Pearl and Grace’s vaccine was being produced by the Michigan Department of Health by 1938, and distributed nationally by 1940. The American Academy of Paediatrics approved the vaccine for routine use in 1943. Prolonged and widespread vaccination saw a plummeting in the number and severity of cases and, by 1960, the number of whooping cough cases had dropped to 5% of those occurring in 1934.

WHAT CAN BE ACHIEVED

Loney Clinton was born in Arkansas in 1915, and earned her Bachelor’s degree in home economics and chemistry in 1939. Following college, she found a job working as a dietitian in an institution in Virginia, but was treated poorly. She later came to Grand Rapids to seek work, but was informed that “white male chefs would not want to take orders from a black female dietitian.”

Pearl and Grace’s research continued, and in 1944 they hired Loney as a chemist. Loney tested thousands of culture plates, leading to her finding the strain to make a better, more effective vaccine, and better ways of incubating the virus in the laboratory.

Despite their groundbreaking achievements, the women involved in the development of the whooping cough vaccine did not seek fame, which Grace described as “embarrassing.” When asked to write an encyclopaedia entry on whooping cough, Pearl elected not to include the names of its vaccine’s creators.

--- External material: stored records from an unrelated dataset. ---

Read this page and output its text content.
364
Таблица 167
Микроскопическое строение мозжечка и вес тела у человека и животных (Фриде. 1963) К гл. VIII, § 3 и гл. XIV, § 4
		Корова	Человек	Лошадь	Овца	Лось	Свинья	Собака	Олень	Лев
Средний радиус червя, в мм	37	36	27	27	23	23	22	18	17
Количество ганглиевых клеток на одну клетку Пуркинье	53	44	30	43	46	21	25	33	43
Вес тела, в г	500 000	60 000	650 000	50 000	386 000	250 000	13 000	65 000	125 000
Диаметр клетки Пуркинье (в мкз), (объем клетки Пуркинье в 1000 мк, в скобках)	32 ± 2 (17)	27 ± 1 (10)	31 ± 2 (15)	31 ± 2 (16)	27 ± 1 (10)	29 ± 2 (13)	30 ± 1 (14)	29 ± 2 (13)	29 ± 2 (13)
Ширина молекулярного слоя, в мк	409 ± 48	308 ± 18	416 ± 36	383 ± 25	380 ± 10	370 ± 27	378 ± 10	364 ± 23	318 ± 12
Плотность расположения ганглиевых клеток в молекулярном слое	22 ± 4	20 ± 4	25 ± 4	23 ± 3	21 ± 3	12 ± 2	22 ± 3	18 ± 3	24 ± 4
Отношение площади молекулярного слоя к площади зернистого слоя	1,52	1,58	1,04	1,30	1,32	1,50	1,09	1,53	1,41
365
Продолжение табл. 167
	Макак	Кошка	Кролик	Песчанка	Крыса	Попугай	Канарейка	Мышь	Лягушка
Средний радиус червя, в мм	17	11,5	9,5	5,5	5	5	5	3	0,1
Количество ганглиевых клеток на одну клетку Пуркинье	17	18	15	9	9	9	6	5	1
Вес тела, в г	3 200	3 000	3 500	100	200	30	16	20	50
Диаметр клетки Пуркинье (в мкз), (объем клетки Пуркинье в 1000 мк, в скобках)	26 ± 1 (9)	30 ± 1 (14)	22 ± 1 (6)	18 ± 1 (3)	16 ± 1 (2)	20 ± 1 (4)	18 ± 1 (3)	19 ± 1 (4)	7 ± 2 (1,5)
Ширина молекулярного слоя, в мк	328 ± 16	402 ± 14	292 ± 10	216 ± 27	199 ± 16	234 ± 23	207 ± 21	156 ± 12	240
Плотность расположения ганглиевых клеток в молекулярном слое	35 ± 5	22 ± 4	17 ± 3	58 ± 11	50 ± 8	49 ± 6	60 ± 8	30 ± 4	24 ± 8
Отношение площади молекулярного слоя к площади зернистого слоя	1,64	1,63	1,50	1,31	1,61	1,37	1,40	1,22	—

Over the course of their careers, Pearl and Grace published more than 60 articles in a wide variety of journals, including the American Journal of Public Health and the Journal of Infectious Diseases. The research group shared their vaccines, plates, cultures and research with scientists around the world, hosting international teams of scientists in their laboratory. Pearl travelled the world, often as a consultant for the World Health Organisation, helping to establish vaccine programs in eastern Europe and Central and South America.